Using magnetic tunnel junctions to compute like the brain
Computers, originally designed to do precise numerical processing, are now widely used to do more cognitive tasks. These include categorical challenges like image and voice recognition, as well as robotic tasks like driving a car and making real-time decisions based on sensory input. While the human brain does not do precise numerical processing well, it excels at these other tasks, leading researchers to look to the brain for inspiration on efficient ways to engineer cognitive computers. Of particular interest are energy and space optimization. Computers can now perform many of these cognitive tasks as well as humans, and often faster, but at the cost of much higher total energy consumption and much greater space. Some improvements are being found from algorithms that are more brainlike, and some from novel electronic devices that emulate features of the brain. However, the greatest progress can be found by working simultaneously across the computational stack integrating both.

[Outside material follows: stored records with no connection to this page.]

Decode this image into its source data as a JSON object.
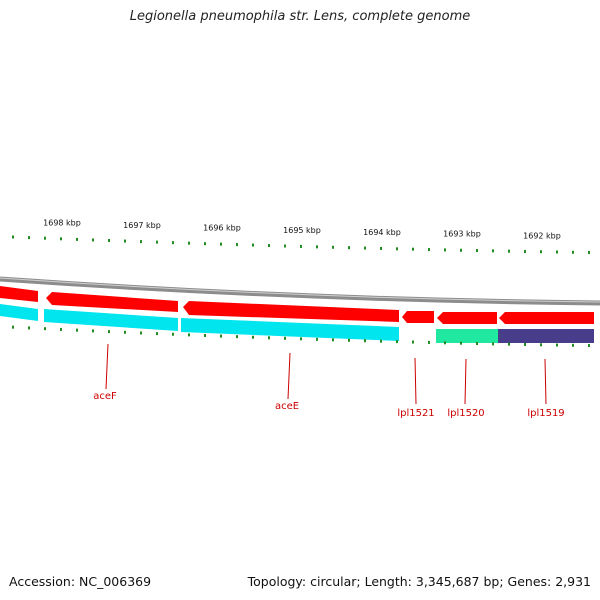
{
  "title": "Legionella pneumophila str. Lens, complete genome",
  "footer": {
    "accession": "Accession: NC_006369",
    "summary": "Topology: circular; Length: 3,345,687 bp; Genes: 2,931"
  },
  "colors": {
    "backbone": "#8c8c8c",
    "cds_forward": "#ff0000",
    "cds_reverse": "#00e5ee",
    "gene_teal": "#20e8a0",
    "gene_navy": "#483d8b",
    "tick": "#228b22",
    "label": "#cc0000"
  },
  "ruler": [
    {
      "label": "1698 kbp",
      "pos_kbp": 1698
    },
    {
      "label": "1697 kbp",
      "pos_kbp": 1697
    },
    {
      "label": "1696 kbp",
      "pos_kbp": 1696
    },
    {
      "label": "1695 kbp",
      "pos_kbp": 1695
    },
    {
      "label": "1694 kbp",
      "pos_kbp": 1694
    },
    {
      "label": "1693 kbp",
      "pos_kbp": 1693
    },
    {
      "label": "1692 kbp",
      "pos_kbp": 1692
    }
  ],
  "genes": [
    {
      "label": "aceF"
    },
    {
      "label": "aceE"
    },
    {
      "label": "lpl1521"
    },
    {
      "label": "lpl1520"
    },
    {
      "label": "lpl1519"
    }
  ]
}
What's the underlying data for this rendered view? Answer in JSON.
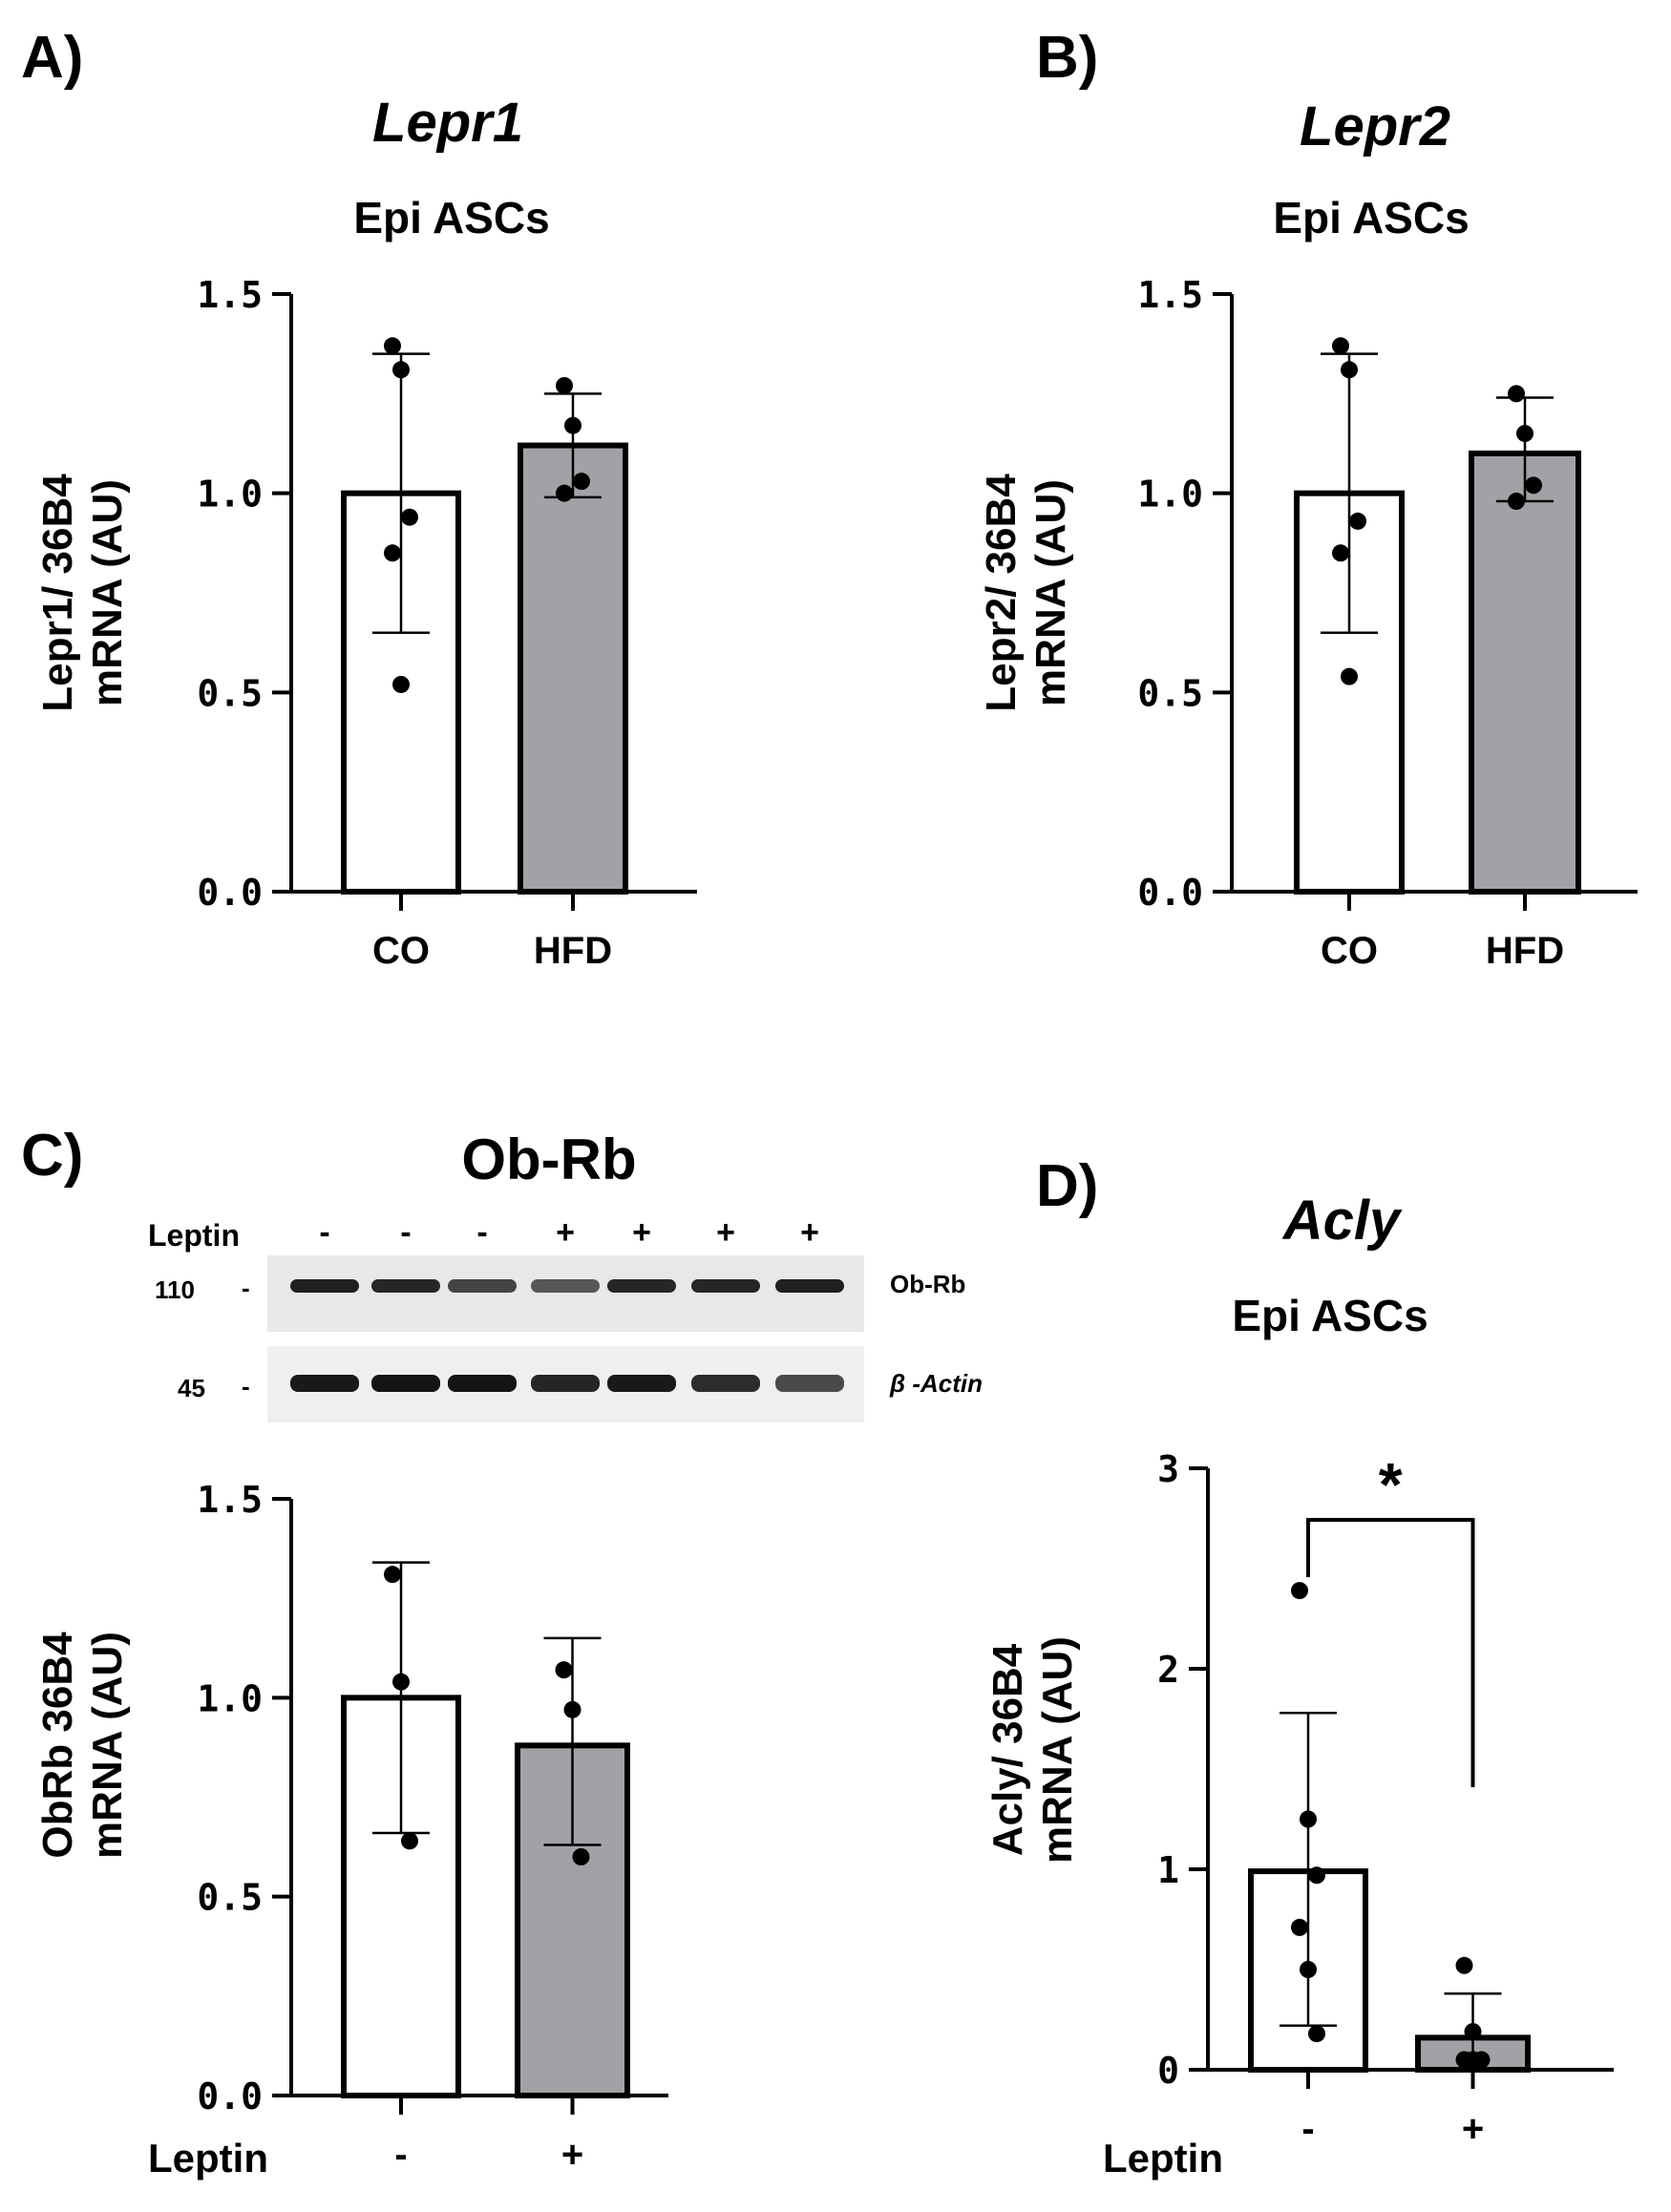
{
  "panels": [
    {
      "letter": "A)",
      "title": "Lepr1",
      "subtitle": "Epi ASCs",
      "chart_data": {
        "type": "bar",
        "categories": [
          "CO",
          "HFD"
        ],
        "values": [
          1.0,
          1.12
        ],
        "error_high": [
          1.35,
          1.25
        ],
        "error_low": [
          0.65,
          0.99
        ],
        "points": [
          [
            1.37,
            1.31,
            0.94,
            0.85,
            0.52
          ],
          [
            1.27,
            1.17,
            1.03,
            1.0
          ]
        ],
        "bar_colors": [
          "#ffffff",
          "#a1a2a6"
        ],
        "ylabel_line1": "Lepr1/ 36B4",
        "ylabel_line2": "mRNA (AU)",
        "xlabel": "",
        "ylim": [
          0,
          1.5
        ],
        "yticks": [
          "0.0",
          "0.5",
          "1.0",
          "1.5"
        ],
        "yticks_values": [
          0,
          0.5,
          1.0,
          1.5
        ],
        "grid": false
      }
    },
    {
      "letter": "B)",
      "title": "Lepr2",
      "subtitle": "Epi ASCs",
      "chart_data": {
        "type": "bar",
        "categories": [
          "CO",
          "HFD"
        ],
        "values": [
          1.0,
          1.1
        ],
        "error_high": [
          1.35,
          1.24
        ],
        "error_low": [
          0.65,
          0.98
        ],
        "points": [
          [
            1.37,
            1.31,
            0.93,
            0.85,
            0.54
          ],
          [
            1.25,
            1.15,
            1.02,
            0.98
          ]
        ],
        "bar_colors": [
          "#ffffff",
          "#a1a2a6"
        ],
        "ylabel_line1": "Lepr2/ 36B4",
        "ylabel_line2": "mRNA (AU)",
        "xlabel": "",
        "ylim": [
          0,
          1.5
        ],
        "yticks": [
          "0.0",
          "0.5",
          "1.0",
          "1.5"
        ],
        "yticks_values": [
          0,
          0.5,
          1.0,
          1.5
        ],
        "grid": false
      }
    },
    {
      "letter": "C)",
      "blot": {
        "title": "Ob-Rb",
        "treatment_label": "Leptin",
        "lanes": [
          "-",
          "-",
          "-",
          "+",
          "+",
          "+",
          "+"
        ],
        "rows": [
          {
            "marker": "110",
            "dash": "-",
            "label": "Ob-Rb",
            "intensity": [
              0.9,
              0.85,
              0.6,
              0.45,
              0.85,
              0.85,
              0.9
            ]
          },
          {
            "marker": "45",
            "dash": "-",
            "label": "β -Actin",
            "intensity": [
              0.95,
              1.0,
              1.0,
              0.85,
              0.95,
              0.8,
              0.55
            ]
          }
        ]
      },
      "chart_data": {
        "type": "bar",
        "categories": [
          "-",
          "+"
        ],
        "xlabel": "Leptin",
        "values": [
          1.0,
          0.88
        ],
        "error_high": [
          1.34,
          1.15
        ],
        "error_low": [
          0.66,
          0.63
        ],
        "points": [
          [
            1.31,
            1.04,
            0.64
          ],
          [
            1.07,
            0.97,
            0.6
          ]
        ],
        "bar_colors": [
          "#ffffff",
          "#a1a2a6"
        ],
        "ylabel_line1": "ObRb 36B4",
        "ylabel_line2": "mRNA (AU)",
        "ylim": [
          0,
          1.5
        ],
        "yticks": [
          "0.0",
          "0.5",
          "1.0",
          "1.5"
        ],
        "yticks_values": [
          0,
          0.5,
          1.0,
          1.5
        ],
        "grid": false
      }
    },
    {
      "letter": "D)",
      "title": "Acly",
      "subtitle": "Epi ASCs",
      "chart_data": {
        "type": "bar",
        "categories": [
          "-",
          "+"
        ],
        "xlabel": "Leptin",
        "values": [
          0.99,
          0.16
        ],
        "error_high": [
          1.78,
          0.38
        ],
        "error_low": [
          0.22,
          0.0
        ],
        "points": [
          [
            2.39,
            1.25,
            0.97,
            0.71,
            0.5,
            0.18
          ],
          [
            0.52,
            0.19,
            0.05,
            0.05,
            0.05
          ]
        ],
        "bar_colors": [
          "#ffffff",
          "#a1a2a6"
        ],
        "ylabel_line1": "Acly/ 36B4",
        "ylabel_line2": "mRNA (AU)",
        "ylim": [
          0,
          3
        ],
        "yticks": [
          "0",
          "1",
          "2",
          "3"
        ],
        "yticks_values": [
          0,
          1,
          2,
          3
        ],
        "grid": false,
        "significance": "*"
      }
    }
  ]
}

Magnetic tunnel junctions have several features that make them attractive potential devices for these applications. One feature is that they are already integrated into fabrication plants for complementary-metal-oxide-semiconductor (CMOS) integrated circuits. They can be readily integrated with existing CMOS technology to take advantage of its many capabilities. Another feature is that they are multifunctional. With only slight changes in fabrication details, they can be modified to provide non-volatile memory, truly random thermal fluctuations, or gigahertz oscillations. Magnetic tunnel junctions can be used as a memory to store synaptic weights, but when the weights change too frequently the energy cost of repeatedly writing them becomes inefficient. Reducing the retention time of the memory reduces the cost of writing them, leading to a trade-off between energy efficiency and reliability. The seemingly random patterns of neural spike trains have inspired a number of computational approaches based on the random thermal fluctuations of superparamagnetic tunnel junctions. I discuss some of these approaches and the design choices we have made in implementing neural networks based on superparamagnetic tunnel junctions.